Claus walks in; the prophesied tall German on the long trip. Pedalling from his native Hamburg over the last four months, he’s a softly‐spoken, late middle‐age teacher, who upon hearing I’m originally from England regales me with a touching tale of hitch‐hiking out of London on the M1 in the ‘70s and being invited for lunch in Market Harborough – of all places, about 7 miles from where I grew up! – before being driven back to the motorway. Such was his first impression of the country I was born in, and thus his feelings towards England are sentimental and positive.

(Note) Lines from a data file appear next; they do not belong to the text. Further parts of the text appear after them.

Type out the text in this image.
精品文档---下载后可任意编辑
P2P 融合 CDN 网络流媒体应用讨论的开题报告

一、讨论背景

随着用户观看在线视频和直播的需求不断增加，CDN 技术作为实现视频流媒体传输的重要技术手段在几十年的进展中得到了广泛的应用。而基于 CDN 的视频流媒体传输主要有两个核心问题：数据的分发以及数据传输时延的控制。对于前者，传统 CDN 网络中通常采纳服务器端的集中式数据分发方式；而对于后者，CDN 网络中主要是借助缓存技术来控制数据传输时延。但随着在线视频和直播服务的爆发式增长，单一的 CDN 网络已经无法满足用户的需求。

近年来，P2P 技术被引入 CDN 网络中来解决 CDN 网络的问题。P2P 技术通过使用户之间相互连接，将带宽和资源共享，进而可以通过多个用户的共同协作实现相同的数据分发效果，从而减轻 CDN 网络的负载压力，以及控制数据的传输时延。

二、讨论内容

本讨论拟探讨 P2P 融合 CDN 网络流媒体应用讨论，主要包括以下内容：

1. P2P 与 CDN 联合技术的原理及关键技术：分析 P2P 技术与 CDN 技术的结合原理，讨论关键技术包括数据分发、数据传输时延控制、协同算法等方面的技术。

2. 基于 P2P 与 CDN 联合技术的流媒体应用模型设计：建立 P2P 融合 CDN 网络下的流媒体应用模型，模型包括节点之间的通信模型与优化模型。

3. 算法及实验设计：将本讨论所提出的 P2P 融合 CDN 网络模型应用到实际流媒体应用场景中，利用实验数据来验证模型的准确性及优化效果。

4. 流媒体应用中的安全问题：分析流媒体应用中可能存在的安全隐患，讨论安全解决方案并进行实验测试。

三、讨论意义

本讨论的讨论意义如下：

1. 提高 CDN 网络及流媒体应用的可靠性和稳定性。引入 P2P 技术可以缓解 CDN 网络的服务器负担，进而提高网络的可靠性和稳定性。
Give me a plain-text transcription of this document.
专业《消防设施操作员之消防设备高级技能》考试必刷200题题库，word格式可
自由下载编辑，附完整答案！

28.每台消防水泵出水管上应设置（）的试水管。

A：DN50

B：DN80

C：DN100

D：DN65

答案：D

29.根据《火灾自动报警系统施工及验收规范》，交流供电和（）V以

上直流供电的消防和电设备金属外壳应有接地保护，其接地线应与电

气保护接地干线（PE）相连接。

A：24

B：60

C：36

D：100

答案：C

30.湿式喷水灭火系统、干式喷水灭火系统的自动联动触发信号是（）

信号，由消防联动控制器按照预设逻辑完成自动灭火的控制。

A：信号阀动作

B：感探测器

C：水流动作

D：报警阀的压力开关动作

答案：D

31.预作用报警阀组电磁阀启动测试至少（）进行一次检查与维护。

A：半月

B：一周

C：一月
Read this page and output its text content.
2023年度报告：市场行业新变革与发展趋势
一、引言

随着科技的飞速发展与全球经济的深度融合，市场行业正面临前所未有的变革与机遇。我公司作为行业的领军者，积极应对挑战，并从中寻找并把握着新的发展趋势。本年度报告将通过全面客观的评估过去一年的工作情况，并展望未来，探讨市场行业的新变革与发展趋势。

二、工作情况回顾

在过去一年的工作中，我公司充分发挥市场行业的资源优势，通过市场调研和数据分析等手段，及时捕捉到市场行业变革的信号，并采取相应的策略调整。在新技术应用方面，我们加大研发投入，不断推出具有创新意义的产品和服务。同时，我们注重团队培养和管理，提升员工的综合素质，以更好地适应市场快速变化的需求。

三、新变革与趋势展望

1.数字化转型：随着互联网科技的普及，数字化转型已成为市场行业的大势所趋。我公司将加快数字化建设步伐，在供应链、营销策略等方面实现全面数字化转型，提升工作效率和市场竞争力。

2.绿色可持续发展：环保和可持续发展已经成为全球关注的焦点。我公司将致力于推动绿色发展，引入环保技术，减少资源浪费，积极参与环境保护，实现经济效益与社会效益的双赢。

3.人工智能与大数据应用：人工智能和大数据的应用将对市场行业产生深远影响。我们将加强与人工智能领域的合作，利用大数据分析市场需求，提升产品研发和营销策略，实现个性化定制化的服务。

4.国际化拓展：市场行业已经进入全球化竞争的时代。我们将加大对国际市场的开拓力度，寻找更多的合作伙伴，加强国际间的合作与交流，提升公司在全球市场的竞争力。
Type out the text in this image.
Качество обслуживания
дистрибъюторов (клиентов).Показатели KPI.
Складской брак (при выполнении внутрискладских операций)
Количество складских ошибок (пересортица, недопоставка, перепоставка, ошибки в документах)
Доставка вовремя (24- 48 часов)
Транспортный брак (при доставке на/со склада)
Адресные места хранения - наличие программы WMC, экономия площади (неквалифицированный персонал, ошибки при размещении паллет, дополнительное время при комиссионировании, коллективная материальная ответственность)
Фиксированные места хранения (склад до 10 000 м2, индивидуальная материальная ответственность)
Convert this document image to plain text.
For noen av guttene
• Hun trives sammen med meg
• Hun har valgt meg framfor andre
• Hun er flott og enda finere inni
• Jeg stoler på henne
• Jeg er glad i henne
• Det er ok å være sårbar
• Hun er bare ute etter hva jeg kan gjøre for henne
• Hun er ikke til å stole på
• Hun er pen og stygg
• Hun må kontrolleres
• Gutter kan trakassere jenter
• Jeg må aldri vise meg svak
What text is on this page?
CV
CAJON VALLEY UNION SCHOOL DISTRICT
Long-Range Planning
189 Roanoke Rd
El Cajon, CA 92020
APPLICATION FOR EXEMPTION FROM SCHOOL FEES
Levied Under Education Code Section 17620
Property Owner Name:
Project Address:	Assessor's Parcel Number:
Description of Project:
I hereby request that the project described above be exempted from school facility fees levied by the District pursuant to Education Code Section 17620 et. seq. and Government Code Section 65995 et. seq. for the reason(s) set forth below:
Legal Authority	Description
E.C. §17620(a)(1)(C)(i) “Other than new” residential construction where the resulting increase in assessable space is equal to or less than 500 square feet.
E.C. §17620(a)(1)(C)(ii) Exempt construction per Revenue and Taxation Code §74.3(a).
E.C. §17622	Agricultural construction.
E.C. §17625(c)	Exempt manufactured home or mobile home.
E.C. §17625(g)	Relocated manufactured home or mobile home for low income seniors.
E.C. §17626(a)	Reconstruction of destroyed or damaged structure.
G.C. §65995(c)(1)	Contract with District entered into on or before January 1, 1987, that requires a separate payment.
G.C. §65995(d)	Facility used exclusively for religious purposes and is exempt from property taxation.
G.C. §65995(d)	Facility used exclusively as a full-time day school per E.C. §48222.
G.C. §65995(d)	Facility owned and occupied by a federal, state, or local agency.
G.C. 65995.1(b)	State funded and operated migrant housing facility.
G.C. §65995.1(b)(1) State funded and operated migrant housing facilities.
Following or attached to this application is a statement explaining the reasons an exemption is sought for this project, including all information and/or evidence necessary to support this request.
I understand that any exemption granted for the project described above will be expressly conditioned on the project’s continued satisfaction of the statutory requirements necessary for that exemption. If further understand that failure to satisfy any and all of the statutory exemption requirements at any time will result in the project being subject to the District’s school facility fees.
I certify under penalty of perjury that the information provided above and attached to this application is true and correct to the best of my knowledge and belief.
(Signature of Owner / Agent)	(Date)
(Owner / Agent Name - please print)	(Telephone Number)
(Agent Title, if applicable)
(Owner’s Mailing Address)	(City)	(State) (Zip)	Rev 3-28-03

Michael arrives, takes one look at me, says, “oh! – you’re the guy from the blog!” and retreats into quiet embarrassment. Later that evening, it transpires that he and a friend have just finished a cycling trip from Ireland to Iran, inspired, he says, by my writing. I don’t know whether to feel flattered or embarrassed, so I settle for mild awkwardness, and puzzle for a while at how those first few words I put out on the internet for the hell of it can have grown and spread so far. For this is not the first time I’ve met ‘a reader’ in the flesh and experienced this weird collision of imagined persona with the unexceptional reality that I’m just another guy being force‐fed tea by overly hospitable Iranians in a hostel in Shiraz.
Awkwardness aside, I conclude that writing this blog has been one of the most rewarding things I’ve ever done because of the number of people it’s helped, and that I’ll continue to do it for as long as it remains useful, interesting, and – ultimately – read.
More residents trickle in. We head out for dinner and I help translate the menu. After dark, an atmosphere of serenity descends over Shiraz, surrounded by low mountains, riven through with orange orchards, the old streets sighing into the night under mellow streetlamps, people padding quietly home after evening prayer. I yawn tiredly; it’s been a long journey to the start of this ride.
But there’s a lingering buzz in Shiraz, an energy that isn’t ready to sleep. Something tells me I’ll be back – though it’s more likely, perhaps, that I’ll add Shiraz to a list of places I’d happily revisit would the fleeting brevity of life not compel me to choose novelty over return.